Notes that the most recent data is for the third quarter of 2021 and that the rapid increases in house prices in recent months and the decline in income as government support has been withdrawn will have further raised the ratio between house prices and incomes in the US in particular.

She says that while it’s not Capital’s “central forecast,” there is clearly “significant risk” that interest rates end up rising above their breakeven rates to control inflation.

“In that case, we would probably be seeing more widespread declines in house prices.”

She says the “good news” is that even widespread declines in property prices are unlikely to cause another global financial crisis. The rise in house prices over the past decade has not been accompanied by a prolonged easing of credit conditions. As a result, household debt as a percentage of income has remained stable and at a level much lower than that observed before the financial crisis.

“Having been buoyed by low interest rates and bond yields for more than a decade, housing markets will undoubtedly be tested as monetary policy tightens. Their performance will largely depend on how much interest rates rise and what impact the quantitative adjustment has on Financial Conditions.

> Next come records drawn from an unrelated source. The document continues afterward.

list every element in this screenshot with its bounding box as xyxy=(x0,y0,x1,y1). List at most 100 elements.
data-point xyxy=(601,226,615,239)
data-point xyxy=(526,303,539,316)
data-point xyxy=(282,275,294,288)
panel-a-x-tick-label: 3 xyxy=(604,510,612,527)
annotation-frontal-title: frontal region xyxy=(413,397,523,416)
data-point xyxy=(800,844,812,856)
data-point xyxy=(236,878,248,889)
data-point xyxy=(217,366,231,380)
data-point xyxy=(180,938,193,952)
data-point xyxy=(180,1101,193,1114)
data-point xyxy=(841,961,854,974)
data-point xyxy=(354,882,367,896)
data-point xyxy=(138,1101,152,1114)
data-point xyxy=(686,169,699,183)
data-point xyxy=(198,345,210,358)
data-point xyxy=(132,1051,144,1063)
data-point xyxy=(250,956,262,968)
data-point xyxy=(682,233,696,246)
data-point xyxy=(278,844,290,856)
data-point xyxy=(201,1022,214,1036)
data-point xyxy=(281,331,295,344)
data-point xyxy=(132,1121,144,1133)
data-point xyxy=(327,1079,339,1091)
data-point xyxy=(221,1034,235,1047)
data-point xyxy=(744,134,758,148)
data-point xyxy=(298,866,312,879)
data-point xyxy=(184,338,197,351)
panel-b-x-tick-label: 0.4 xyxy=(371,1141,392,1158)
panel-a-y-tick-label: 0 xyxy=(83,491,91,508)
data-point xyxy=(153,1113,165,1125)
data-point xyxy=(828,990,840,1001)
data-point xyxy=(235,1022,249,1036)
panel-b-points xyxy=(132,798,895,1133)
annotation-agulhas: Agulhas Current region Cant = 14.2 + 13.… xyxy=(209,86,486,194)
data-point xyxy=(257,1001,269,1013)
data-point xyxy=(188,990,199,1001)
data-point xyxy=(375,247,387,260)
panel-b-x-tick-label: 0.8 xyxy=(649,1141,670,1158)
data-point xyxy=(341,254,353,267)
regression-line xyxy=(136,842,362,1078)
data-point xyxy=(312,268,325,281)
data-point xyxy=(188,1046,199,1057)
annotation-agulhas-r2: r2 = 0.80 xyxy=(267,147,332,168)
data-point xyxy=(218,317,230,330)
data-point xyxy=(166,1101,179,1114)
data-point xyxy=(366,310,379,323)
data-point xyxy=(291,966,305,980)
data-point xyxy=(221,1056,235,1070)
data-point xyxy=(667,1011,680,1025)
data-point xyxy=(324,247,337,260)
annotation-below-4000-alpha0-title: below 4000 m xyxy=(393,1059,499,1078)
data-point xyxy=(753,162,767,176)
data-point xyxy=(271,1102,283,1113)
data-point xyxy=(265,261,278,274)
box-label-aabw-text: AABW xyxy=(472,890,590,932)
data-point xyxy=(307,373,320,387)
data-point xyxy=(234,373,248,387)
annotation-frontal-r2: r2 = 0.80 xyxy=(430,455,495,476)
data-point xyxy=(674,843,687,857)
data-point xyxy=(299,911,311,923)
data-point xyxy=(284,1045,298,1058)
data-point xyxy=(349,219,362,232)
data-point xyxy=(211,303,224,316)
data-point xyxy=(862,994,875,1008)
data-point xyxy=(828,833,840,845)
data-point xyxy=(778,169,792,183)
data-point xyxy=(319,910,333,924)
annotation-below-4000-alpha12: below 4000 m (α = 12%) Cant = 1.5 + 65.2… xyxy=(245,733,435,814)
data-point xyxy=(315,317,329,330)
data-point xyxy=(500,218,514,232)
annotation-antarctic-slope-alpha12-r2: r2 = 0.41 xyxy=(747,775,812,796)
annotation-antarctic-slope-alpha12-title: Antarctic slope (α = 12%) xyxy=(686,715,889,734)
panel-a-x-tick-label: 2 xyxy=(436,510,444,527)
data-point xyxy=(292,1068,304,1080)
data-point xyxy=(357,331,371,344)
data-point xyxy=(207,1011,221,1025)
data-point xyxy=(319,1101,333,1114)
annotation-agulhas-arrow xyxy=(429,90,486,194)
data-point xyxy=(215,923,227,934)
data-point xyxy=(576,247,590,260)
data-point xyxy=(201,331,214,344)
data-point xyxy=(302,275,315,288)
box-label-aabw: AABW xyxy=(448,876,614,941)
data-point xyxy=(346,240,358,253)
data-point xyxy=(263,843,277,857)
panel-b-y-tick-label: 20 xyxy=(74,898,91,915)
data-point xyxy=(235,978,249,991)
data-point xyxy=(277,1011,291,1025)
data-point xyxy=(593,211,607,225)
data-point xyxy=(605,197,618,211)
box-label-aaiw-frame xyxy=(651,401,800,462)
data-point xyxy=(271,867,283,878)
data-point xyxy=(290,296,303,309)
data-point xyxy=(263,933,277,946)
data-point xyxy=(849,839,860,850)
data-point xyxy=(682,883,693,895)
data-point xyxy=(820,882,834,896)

“We believe that most housing markets can cope with a modest increase in interest rates. But there is still great uncertainty about how high interest rates will have to be to control inflationary pressures, an uncertainty that has only been been exacerbated by additional inflationary pressures stemming from the ongoing war in Ukraine. And property prices don’t appear to be in a good place to withstand rate increases much larger than we expect. That poses a downside risk to our forecasts. of economic growth; in some countries, weakening housing markets may well be what causes interest rates to start falling again.